Fortsetzung:
Penrose stellt sich aus Gründen, die teilweise mit seiner eigenen bevorzugten Interpretation der Quantentheorie zusammenhängen, eine Folge endloser neuer Zyklen vor. In der Quantenmechanik existiert ein physikalisches System gleichzeitig in einer Überlagerung vieler verschiedener Zustände und wählt nur zufällig einen aus, wenn wir den messen. Für Penrose beinhaltet jeder Zyklus zufällige Quantenereignisse, die anders verlaufen – was bedeutet, dass sich jeder Zyklus von denen davor und danach unterscheidet.
Das sind eigentlich gute Nachrichten für die Experimentalphysiker, denn es könnte uns ermöglichen, durch schwache Spuren oder Anomalien in der vom Planck-Satelliten beobachteten Reststrahlung des Urknalls einen Blick auf das alte Universum zu werfen, aus dem unseres entstanden ist.
Penrose und seine Mitarbeiter glauben, dass sie diese Spuren möglicherweise bereits entdeckt haben, indem sie die Muster in den Planck-Daten auf die Strahlung supermassereicher Schwarzer Löcher im vorherigen Universum zurückführen. Das wird doch von anderen Physikern angefochten.
Endlose neue Zyklen sind der Schlüssel zu Penroses eigener Vision. Man könnte aber auch die konforme zyklische Kosmologie von einer mehrzyklischen in eine einzyklische Form umzuwandeln. Dann besteht die physische Realität aus einem Umlauf durch den Urknall bis zu einem Zustand maximaler Leere – und dann noch einmal derselbe Urknall, wodurch wieder dasselbe Universum entsteht, usw.
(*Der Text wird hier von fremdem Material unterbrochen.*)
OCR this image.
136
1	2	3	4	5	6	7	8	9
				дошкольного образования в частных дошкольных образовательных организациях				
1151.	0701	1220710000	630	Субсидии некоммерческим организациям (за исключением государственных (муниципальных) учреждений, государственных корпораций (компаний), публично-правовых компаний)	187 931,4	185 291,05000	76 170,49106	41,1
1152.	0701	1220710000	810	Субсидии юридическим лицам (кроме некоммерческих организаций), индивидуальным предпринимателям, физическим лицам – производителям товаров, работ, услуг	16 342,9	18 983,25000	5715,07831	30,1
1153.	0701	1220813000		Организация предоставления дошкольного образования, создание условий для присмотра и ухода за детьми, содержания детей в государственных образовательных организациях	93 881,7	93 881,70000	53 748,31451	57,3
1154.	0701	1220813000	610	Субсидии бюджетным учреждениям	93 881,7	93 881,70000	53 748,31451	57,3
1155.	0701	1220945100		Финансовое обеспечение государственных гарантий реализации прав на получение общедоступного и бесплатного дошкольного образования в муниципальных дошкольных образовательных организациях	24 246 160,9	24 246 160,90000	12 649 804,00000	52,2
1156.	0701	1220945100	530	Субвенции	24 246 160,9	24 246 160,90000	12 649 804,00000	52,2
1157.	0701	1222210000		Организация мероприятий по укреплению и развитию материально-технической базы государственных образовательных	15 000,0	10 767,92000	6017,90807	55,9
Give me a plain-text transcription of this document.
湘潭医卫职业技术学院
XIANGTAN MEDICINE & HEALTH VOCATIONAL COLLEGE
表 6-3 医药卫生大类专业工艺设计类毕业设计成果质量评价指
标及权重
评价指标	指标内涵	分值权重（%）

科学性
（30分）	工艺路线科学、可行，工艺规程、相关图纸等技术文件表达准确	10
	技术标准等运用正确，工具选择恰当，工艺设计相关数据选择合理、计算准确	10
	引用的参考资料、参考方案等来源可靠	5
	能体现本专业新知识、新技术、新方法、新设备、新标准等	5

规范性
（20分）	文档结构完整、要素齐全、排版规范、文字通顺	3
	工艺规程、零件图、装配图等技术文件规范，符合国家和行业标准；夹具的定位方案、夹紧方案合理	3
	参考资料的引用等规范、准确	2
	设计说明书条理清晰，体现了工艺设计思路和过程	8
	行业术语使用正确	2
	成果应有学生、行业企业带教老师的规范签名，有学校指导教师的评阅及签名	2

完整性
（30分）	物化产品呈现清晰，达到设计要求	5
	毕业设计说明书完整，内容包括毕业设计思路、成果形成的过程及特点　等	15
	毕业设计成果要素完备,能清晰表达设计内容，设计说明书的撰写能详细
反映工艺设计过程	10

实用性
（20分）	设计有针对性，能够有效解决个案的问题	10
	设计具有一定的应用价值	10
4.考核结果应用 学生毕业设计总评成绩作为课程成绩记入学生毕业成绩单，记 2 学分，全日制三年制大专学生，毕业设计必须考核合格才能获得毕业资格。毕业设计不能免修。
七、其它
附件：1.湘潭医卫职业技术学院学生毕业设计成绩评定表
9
Diese letztere Möglichkeit steht im Einklang mit einer anderen Interpretation der Quantenmechanik, der sogenannten Viele-Welten-Interpretation. Die Viele-Welten-Interpretation sagt aus, dass jedes Mal, wenn wir ein überlagertes System messen, diese Messung nicht zufällig einen Zustand auswählt. Stattdessen ist das Messergebnis, das wir sehen, nur eine Möglichkeit – diejenige, die sich in unserem eigenen Universum abspielt. Die anderen Messergebnisse spielen sich alle in anderen Universen eines Multiversums ab, praktisch abgeschnitten von unserem eigenen. Ganz gleich, wie gering die Wahrscheinlichkeit ist, dass etwas passiert, wenn die Wahrscheinlichkeit nicht gleich Null ist, dann geschieht es in einer Quantenparallelwelt. Es gibt da draußen in anderen Welten Menschen wie wir, die im Lotto gewonnen haben, von einem monströsen Tyfon in die Wolken geschwemmt wurden, krank geworden sind, oder die alles drei gleichzeitig erlebt haben.
Es gibt Physiker, die glauben, dass solche Paralleluniversen auch in kosmologischen Daten zu beobachten sind, als Abdrücke, die durch die Kollision eines anderen Universums mit unserem entstehen.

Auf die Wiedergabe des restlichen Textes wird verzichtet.